Si aún me amas Mi querido Oso, no dejes que Ornella se quede.
Tu flor de chocolate.
María.
Ramón miró nuevamente la foto donde estaba él levantando un tronco y lo ayudaba una joven
rubia, de anchas caderas y largo cabello dorado, ambos estaban como el recordaba. La guardó en un
bolsillo de la chaqueta, hizo un bollo la carta, se acercó a un tacho y la tiró.Ella lo vio irse y le dijo para detenerlo, mientras intentaba tomar su brazo:
_Abuelo…
El la miro con gesto enojado;
_Jovencita yo no tuve hijos, por lo tanto menos nietos._ apartó su brazo sin violencia y volvió a
irse. Ella lo siguió unos pasos más atrás.

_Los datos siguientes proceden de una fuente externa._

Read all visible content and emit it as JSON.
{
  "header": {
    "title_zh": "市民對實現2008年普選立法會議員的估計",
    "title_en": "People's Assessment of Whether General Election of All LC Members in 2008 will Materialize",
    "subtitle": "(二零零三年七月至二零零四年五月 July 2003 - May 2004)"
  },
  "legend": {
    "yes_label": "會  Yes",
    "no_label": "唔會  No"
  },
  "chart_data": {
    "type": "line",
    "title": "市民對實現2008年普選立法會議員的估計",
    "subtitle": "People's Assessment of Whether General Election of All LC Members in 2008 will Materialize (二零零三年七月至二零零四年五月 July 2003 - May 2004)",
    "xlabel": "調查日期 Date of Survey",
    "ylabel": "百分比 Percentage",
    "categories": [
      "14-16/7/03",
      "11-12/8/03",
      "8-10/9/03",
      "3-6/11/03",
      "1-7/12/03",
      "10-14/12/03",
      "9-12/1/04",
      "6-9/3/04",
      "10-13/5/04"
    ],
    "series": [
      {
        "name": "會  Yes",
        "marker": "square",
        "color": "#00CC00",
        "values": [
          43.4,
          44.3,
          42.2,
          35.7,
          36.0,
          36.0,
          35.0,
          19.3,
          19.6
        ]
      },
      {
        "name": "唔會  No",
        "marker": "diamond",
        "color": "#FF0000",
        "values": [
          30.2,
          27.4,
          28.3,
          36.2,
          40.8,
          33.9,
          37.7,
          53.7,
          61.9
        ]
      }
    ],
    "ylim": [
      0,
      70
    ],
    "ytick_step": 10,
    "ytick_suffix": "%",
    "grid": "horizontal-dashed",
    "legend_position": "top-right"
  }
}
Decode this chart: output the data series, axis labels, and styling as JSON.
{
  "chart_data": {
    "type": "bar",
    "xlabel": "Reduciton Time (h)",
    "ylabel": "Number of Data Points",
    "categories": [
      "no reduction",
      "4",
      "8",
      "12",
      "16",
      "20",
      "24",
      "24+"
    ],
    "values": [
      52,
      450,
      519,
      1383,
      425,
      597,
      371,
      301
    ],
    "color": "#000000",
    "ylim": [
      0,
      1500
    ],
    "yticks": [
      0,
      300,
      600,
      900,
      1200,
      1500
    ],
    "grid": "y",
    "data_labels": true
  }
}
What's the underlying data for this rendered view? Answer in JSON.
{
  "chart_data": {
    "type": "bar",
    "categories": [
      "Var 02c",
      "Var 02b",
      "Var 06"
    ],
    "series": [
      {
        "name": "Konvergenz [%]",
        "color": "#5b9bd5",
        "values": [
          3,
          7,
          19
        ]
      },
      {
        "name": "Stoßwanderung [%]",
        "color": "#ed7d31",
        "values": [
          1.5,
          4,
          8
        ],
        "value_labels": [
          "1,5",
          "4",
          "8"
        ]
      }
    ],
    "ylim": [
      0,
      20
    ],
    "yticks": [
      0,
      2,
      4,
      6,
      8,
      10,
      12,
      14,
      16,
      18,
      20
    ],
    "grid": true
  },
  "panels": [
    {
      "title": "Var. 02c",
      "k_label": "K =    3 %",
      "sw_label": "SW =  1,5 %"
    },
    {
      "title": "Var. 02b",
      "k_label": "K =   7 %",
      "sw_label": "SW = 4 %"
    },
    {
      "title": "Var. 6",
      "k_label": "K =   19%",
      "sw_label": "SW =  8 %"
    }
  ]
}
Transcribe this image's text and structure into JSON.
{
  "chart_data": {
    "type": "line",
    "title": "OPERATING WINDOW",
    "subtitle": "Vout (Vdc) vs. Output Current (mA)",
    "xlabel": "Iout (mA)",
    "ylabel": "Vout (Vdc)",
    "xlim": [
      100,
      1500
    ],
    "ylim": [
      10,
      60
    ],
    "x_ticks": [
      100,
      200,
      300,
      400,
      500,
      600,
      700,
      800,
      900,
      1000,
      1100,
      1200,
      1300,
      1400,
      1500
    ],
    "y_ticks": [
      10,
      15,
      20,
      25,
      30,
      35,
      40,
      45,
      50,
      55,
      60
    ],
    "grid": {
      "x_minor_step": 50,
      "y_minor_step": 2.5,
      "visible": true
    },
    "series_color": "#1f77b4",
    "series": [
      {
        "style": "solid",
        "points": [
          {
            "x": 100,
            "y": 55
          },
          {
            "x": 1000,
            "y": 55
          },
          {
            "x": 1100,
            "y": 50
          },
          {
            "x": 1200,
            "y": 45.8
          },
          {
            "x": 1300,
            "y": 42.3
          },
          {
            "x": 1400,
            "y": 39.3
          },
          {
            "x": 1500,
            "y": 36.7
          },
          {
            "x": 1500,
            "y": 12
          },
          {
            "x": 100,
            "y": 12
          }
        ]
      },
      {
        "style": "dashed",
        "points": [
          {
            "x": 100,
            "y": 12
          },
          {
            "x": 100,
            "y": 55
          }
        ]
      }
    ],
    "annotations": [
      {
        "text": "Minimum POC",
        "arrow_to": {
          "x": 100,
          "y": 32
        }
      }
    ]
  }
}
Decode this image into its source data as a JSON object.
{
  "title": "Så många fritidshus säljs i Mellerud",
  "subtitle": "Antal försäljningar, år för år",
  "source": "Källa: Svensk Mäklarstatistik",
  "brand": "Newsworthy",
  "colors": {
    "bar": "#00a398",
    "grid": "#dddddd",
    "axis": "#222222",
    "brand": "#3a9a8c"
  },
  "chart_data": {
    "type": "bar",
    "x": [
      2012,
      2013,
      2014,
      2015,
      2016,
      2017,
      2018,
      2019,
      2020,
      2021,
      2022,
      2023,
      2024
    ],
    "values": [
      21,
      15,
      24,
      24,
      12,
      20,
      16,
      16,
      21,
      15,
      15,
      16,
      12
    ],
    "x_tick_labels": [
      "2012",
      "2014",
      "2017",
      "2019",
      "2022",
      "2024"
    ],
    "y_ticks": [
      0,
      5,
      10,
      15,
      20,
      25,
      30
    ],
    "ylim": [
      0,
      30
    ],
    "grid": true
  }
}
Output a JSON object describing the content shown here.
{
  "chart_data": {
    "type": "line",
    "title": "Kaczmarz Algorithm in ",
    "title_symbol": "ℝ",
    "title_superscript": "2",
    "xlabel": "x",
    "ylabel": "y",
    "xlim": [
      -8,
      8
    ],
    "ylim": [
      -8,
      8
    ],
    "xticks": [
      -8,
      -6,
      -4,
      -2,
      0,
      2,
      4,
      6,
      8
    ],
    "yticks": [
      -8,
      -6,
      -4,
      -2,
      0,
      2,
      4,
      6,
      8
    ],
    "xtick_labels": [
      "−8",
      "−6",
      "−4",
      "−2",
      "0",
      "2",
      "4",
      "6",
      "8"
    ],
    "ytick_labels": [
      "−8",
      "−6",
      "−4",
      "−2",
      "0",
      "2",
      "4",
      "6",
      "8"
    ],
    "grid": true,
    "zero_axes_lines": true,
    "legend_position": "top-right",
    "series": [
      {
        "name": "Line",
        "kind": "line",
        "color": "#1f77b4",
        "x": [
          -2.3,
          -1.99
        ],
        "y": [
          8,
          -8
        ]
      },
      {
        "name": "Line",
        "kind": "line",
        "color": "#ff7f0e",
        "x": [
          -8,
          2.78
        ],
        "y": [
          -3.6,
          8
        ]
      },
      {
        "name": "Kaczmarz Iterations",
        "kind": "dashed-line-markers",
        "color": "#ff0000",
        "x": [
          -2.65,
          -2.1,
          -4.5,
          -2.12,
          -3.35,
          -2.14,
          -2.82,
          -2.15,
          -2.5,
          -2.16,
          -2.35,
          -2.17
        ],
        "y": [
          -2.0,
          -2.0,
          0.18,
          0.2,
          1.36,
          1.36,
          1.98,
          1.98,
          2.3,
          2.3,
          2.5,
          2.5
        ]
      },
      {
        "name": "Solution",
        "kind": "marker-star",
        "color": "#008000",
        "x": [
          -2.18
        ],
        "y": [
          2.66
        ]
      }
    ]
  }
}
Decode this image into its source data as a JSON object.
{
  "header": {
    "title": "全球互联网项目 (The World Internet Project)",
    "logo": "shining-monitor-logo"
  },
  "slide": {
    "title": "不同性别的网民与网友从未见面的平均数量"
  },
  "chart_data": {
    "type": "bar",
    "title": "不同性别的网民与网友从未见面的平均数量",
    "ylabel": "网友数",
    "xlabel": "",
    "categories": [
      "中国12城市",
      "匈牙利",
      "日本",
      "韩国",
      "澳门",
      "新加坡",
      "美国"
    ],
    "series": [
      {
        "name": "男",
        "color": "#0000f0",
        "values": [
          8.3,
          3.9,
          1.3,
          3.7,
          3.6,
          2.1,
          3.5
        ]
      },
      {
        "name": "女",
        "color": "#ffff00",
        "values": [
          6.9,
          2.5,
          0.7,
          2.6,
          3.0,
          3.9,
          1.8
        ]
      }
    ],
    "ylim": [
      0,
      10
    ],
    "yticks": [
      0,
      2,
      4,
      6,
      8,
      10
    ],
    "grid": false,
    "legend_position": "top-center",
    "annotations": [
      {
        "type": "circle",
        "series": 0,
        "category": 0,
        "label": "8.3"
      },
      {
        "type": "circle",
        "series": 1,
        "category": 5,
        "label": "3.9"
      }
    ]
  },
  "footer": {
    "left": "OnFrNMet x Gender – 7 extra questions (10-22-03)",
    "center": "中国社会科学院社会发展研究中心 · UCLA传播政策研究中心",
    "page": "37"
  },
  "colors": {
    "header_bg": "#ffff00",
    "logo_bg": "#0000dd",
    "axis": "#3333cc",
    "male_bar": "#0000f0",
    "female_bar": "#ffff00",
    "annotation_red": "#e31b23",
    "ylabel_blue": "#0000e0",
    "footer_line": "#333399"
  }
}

Al pasar junto a mí Osteaga me miro de reojo y me dijo Buenas Tardes, luego ella se acercó .
estirando su mano para que la estrechara:
_Buenas Tardes, soy Ornella Osteaga.
Ramón Osteaga nos miró con esa mirada de hielo que me paralizaba, pero luego giró y continuo
yendo hacia su rastrojero, ella lo imito. Ambos se subieron al vehículo y se marcharon.
Caminé hasta el tacho y saque la carta, la abrí y cuando iba a leerla “Querido Oso: Ama…” las
manos finas de Maria Rosa me la arrebataron y la arrojó a la rejilla fluvial.
Giró, me abrazó y beso. Yo la apreté fuerte contra mí.